Рядом со зданием громоздились натуральные деревья и кустарники. Мягкая зеленая трава под босыми ногами немного замедлила скорость передвижения, явившись еще одной из причин панической растерянности. Двухуровневый дом стоял в лесу! В осеннем лиственном лесу из дубов, кленов, осин, берез и всяких других деревьев и кустарников, которые до этого Саша видел только на картинках. Зона дикой природы в зоопарке, где ему пришлось работать уборщиком в качестве наказания за рейтинговые махинации, только отдаленно напоминала скопление невероятного количества растений, сквозь которое он пытался бежать сейчас. Продираться через колючие кустарники, перескакивать поваленные деревья, брести по колено в траве. Это было даже больше похоже на виртуальную реальность, чем изоляционный короб. Высота этого этажа была огромной. Никаких прожекторов, чистая синь вверху, как натуральное небо. По всей вероятности, был день, когда он забрел в лес.
Погони не наблюдалось. Промелькнули несколько беспилотников, но под прикрытием лапатых ветвей густой ели от них удалось спрятаться. Жужжание бепов уже практически было не слышно, но он еще долго не решался пошевелиться, припав к земле возле широкого ствола дерева. От непривычно острого запаха хвои царапало в носу. Слезились глаза — не то от избытка фитонцидов, не то от собственного бессилия.
Из леса выбрался, когда настали сумерки. Грязный, ободранный, с глубокой раной на пятке — где и обо что он поранился не помнил. Заметил рану только когда увидел кровь. Он уже не ругал Гольдштейна. Наоборот, молил всевышнего о том, чтобы это был Гольдштейн и одно из его дурацких испытаний. Пусть это будет испытание или потерянный мир, все что угодно, только не реальное похищение неизвестными придурками с элитного этажа.

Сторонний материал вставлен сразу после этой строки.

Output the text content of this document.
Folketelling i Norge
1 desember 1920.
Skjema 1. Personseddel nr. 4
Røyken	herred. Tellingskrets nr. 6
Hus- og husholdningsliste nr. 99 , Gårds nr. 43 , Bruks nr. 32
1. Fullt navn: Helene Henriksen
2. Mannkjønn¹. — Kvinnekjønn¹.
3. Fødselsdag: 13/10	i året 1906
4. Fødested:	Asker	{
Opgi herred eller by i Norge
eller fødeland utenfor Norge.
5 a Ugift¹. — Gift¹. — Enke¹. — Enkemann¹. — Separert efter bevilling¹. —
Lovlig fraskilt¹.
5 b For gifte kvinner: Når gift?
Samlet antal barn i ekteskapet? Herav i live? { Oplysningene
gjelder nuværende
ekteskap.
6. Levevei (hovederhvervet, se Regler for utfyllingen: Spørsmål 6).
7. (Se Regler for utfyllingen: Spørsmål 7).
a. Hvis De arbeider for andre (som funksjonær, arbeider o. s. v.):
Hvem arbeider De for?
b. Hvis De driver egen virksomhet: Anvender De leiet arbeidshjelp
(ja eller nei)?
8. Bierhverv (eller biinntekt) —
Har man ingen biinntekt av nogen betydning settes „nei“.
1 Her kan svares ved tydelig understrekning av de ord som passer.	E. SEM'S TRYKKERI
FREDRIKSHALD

Выйдя к наземному туннелю автострады, смог наконец-то отдышаться. Прислонился спиной к массивной стене, чувствуя, как вибрация, создаваемая потоком транспорта внутри туннеля, распространяется по телу. После недавнего марш-броска пришлось долго восстанавливать дыхание. Потом еле волоча ноги и хромая, добрался до санитарного блока, где умылся и обработал рану на пятке антисептиком. Не знал, радоваться или нет тому, что не встретил людей на санитарном блоке. Долго не решался воспользоваться придорожным эксетом. Завести код своей карточки было равнозначно тому, чтобы себя обнаружить. Но как без этого узнать, где он находится? Сидит в симуляторе или бегает как затравленный зверь в лесу? Под действием пережитых впечатлений трезво соображать он не мог.
Все же решился и зашел во вверенный ему службой безопасности почтовый ящик. Обнаружил там поздравления с Днем рождения от Майи, Гольдштейна и Тины. Первым открыл письмо Тины. Судя по дате, оно было отправлено сутки назад. Значит, все нормально. Она в безопасности. Но в реале ли? Он никогда не видел ее такой, с животным ужасом в глазах, мечущуюся в замкнутом пространстве куба. Перед смертью… Как в страшном сне.
* * *
— Что они хотели?! — орал Ломов, нависнув над понурым Сашей Линником. — Это надо было быть таким тупым ушлёпком, чтобы не выяснить, что от тебя хотели?! Тебя чему учили? Информация! Любой ценой максимум информации! Кто, сколько, выслушать условия и тянуть время! Обещать и тянуть время! Пробраться к сети и бросить маяк!
Саша и сам понимал, что вел себя не так, как надо было бы. Это при том, что он еще не все рассказал. Сказал только, что принял происшедшее с ним за очередную проверку. О том, что думал, что находится в виртуальном мире, не стал признаваться. Подозревал, что Гольдштейн и Ломов решат, что у него едет крыша.
— Я выясню.
— Конечно, кто теперь тебя выпустит! — Захар Ломов, казалось готов был испепелить его взглядом. — Ты будешь сидеть здесь, в этой камере, пока не сдохнешь! Я как чувствовал! О его особенной роли известно не только нам. Кому, вот вопрос. И Валентину твою теперь придется тоже прятать. — Эмоциональных претензий досталось и Петру Гольдштейну.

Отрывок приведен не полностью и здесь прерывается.